“You think it smart and cunning, John,
To use the nauseous weed;
To make your mouth so filthy then,
It were a shame indeed.
To smoke and chew tobacco, John,
Till your teeth are coated brown,
Making a chimney of your nose,
And of yourself a clown,—
“Yes, that would be so cunning, John,—
The girls will love you so;
Your breath will smell so sweet,
They’ll want you for a beau.
Because you use tobacco, John,
You think yourself a man;
But the girls will find it out, John,
Disguise it all you can.”

“Shall I assist you to alight?” asked one of those nice young men who loaf about country hotel doors, smoking a villanous cigar, of a buxom country lass, on arrival of the stage.

“Thank you, sir,” said the girl, with irony, and a jump, “but I never smoke.”

Black Eyes and Fingers.

An American traveller visiting the greatest cigar manufactory in Seville, Spain, says, amongst other things,—

“Here were five thousand young girls, all in one room,—and Sevillians, too,—in the factory. They are all old enough to be mischievous, and ‘put on airs.’ I doubt if as many black eyes can be seen in any one place as in this factory. Their fingers move rapidly, and their tongues a little faster. The manufactories consume ten thousand pounds of tobacco per day.
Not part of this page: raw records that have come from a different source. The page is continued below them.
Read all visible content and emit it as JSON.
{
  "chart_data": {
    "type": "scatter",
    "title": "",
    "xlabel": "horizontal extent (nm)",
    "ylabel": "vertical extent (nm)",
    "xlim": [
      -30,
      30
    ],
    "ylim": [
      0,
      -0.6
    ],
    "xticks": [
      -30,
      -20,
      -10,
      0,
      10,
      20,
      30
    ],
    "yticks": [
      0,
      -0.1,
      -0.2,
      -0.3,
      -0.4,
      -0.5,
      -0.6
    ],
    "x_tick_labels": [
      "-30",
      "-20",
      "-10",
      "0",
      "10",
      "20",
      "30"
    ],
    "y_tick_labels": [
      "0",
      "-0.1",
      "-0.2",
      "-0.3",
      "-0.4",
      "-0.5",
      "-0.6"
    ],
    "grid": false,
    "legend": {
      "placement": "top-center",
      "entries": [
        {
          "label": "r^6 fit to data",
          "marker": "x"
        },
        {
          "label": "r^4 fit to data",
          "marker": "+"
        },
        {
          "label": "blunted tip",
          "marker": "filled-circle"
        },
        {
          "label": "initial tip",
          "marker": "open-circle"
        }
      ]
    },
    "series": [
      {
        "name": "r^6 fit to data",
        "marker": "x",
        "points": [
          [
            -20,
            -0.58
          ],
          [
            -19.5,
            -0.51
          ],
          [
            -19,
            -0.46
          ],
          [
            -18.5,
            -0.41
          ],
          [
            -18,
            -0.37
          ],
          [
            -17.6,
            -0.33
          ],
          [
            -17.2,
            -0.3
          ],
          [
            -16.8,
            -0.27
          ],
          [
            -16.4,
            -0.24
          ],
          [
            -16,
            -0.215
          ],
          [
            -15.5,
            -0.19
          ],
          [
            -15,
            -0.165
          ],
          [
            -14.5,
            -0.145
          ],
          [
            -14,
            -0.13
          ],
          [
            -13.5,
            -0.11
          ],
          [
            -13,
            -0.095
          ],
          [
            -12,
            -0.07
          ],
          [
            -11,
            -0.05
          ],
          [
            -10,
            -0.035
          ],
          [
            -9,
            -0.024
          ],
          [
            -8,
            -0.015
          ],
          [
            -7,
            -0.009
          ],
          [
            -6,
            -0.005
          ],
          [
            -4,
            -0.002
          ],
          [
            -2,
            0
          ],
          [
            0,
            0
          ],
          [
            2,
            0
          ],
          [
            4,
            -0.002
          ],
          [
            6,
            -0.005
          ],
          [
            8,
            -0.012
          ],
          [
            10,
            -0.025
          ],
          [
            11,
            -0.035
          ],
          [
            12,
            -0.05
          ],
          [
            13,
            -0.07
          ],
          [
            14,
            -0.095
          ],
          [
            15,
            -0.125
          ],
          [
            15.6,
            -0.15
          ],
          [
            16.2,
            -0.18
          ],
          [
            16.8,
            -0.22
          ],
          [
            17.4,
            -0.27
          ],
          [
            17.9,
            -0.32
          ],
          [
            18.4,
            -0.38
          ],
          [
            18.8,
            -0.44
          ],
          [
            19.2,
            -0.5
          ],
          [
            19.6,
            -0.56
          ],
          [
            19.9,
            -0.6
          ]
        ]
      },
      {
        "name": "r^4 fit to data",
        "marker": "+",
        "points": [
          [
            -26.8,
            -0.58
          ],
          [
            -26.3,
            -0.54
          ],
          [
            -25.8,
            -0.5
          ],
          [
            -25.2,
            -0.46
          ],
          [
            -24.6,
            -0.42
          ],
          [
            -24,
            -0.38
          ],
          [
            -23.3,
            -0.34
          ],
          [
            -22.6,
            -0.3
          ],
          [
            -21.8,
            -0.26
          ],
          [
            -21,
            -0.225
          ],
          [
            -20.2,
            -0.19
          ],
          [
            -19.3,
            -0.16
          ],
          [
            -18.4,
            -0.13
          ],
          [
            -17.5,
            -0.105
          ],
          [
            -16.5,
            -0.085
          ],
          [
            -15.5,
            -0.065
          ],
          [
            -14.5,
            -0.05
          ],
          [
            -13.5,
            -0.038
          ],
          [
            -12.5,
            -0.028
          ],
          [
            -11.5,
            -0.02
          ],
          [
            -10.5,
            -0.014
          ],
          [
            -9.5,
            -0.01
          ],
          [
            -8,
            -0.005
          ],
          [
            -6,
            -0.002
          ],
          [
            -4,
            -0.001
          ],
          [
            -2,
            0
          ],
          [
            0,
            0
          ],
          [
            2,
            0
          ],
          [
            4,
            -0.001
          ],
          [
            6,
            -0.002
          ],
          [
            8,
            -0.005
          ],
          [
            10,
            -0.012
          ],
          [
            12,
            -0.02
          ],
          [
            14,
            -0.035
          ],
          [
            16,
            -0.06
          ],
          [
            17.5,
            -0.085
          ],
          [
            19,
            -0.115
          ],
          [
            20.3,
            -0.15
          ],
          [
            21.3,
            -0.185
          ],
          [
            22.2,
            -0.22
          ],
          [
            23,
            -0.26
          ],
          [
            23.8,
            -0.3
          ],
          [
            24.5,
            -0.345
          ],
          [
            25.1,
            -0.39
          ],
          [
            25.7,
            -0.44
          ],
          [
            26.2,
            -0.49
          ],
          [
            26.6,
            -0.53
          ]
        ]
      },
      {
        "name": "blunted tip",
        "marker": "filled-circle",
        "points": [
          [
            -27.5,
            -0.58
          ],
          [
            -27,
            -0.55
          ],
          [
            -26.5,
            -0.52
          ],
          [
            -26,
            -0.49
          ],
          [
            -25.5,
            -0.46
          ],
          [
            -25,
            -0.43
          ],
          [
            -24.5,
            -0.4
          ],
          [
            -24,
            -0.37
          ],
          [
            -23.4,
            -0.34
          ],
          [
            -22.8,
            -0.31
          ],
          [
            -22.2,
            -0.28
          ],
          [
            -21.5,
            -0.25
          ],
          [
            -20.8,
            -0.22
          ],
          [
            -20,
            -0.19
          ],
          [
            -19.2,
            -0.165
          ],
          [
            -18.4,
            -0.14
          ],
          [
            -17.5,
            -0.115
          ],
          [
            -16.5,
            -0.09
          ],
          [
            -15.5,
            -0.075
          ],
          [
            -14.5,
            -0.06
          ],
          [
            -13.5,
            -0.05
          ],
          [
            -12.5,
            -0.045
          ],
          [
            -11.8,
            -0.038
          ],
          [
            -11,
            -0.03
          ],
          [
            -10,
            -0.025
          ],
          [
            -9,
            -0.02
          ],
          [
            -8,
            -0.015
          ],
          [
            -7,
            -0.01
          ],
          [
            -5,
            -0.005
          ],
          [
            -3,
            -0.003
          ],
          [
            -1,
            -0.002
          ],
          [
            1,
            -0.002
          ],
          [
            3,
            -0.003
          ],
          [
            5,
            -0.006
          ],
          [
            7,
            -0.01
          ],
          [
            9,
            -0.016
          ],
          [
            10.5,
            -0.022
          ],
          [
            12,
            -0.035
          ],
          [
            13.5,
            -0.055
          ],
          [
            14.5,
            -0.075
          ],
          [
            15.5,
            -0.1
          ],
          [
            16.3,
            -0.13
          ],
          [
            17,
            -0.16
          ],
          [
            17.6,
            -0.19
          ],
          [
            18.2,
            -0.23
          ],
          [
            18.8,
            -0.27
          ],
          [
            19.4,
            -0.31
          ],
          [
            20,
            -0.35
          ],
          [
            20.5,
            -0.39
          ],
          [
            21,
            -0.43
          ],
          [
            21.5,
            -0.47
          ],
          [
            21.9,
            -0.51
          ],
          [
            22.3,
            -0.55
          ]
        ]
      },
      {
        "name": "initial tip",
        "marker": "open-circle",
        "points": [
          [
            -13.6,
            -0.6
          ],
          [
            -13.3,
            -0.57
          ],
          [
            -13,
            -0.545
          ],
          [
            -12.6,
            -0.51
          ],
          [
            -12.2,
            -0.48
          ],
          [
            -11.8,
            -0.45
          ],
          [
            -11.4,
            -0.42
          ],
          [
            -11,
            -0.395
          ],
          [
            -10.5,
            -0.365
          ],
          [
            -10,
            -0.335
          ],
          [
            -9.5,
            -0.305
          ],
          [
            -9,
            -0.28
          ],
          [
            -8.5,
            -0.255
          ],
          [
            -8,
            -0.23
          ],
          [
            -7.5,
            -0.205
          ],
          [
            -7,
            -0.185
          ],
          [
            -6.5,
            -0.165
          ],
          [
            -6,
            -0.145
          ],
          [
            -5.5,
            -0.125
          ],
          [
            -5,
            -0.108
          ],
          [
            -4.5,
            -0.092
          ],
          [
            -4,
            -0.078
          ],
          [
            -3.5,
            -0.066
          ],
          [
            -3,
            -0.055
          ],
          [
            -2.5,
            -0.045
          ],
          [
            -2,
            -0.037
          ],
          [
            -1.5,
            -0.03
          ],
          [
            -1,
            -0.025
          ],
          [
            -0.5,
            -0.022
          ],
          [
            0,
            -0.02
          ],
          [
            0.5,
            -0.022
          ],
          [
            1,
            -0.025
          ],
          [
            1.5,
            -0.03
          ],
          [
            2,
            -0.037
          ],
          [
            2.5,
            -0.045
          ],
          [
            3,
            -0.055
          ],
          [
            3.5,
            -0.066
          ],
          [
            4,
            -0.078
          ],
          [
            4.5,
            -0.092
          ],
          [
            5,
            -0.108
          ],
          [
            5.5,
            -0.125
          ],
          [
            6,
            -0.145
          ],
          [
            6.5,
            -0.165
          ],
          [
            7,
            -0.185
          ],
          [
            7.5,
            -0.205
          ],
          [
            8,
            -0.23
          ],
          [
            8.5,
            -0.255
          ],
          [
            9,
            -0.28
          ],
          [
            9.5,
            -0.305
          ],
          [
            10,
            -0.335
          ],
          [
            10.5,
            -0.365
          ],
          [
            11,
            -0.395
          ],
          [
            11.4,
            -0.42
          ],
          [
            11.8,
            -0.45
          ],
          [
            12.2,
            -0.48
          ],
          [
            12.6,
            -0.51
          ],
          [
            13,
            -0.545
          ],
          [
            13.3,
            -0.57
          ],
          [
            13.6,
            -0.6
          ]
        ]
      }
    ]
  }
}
“I have often heard that a woman’s weapon is her tongue, and that the sex were notorious for using it; but, like many other unkind statements against Heaven’s best, last gift to man, I doubted it until I peeped into the Fabrico de Tabacos of Seville. What must be the weight of mischief manufactured each day along with the cigars, I don’t know, but I feel safe in stating that it is at least equal with the tobacco. This factory was erected in 1750, is six hundred and sixty feet long by five hundred and twenty-five wide, and is surrounded by a mole. It is the principal factory in the kingdom, as every one uses tobacco in some shape in Andalusia, not excepting the ladies; but it is when they are on the shady side of forty that they puff and cogitate. Snuff, cigars, and cigarettes are all manufactured here. The best workers among the girls earn about forty cents per day, the poorest about half that amount. Every night they are all searched.”

Disease and Insanity.

Tobacco helps to fill our insane asylums. Dr. Butler, of Hartford, and others, have assured me of the fact. “I am personally acquainted with several individuals, now at lunatic asylums, whose minds first became impaired by the use of tobacco.”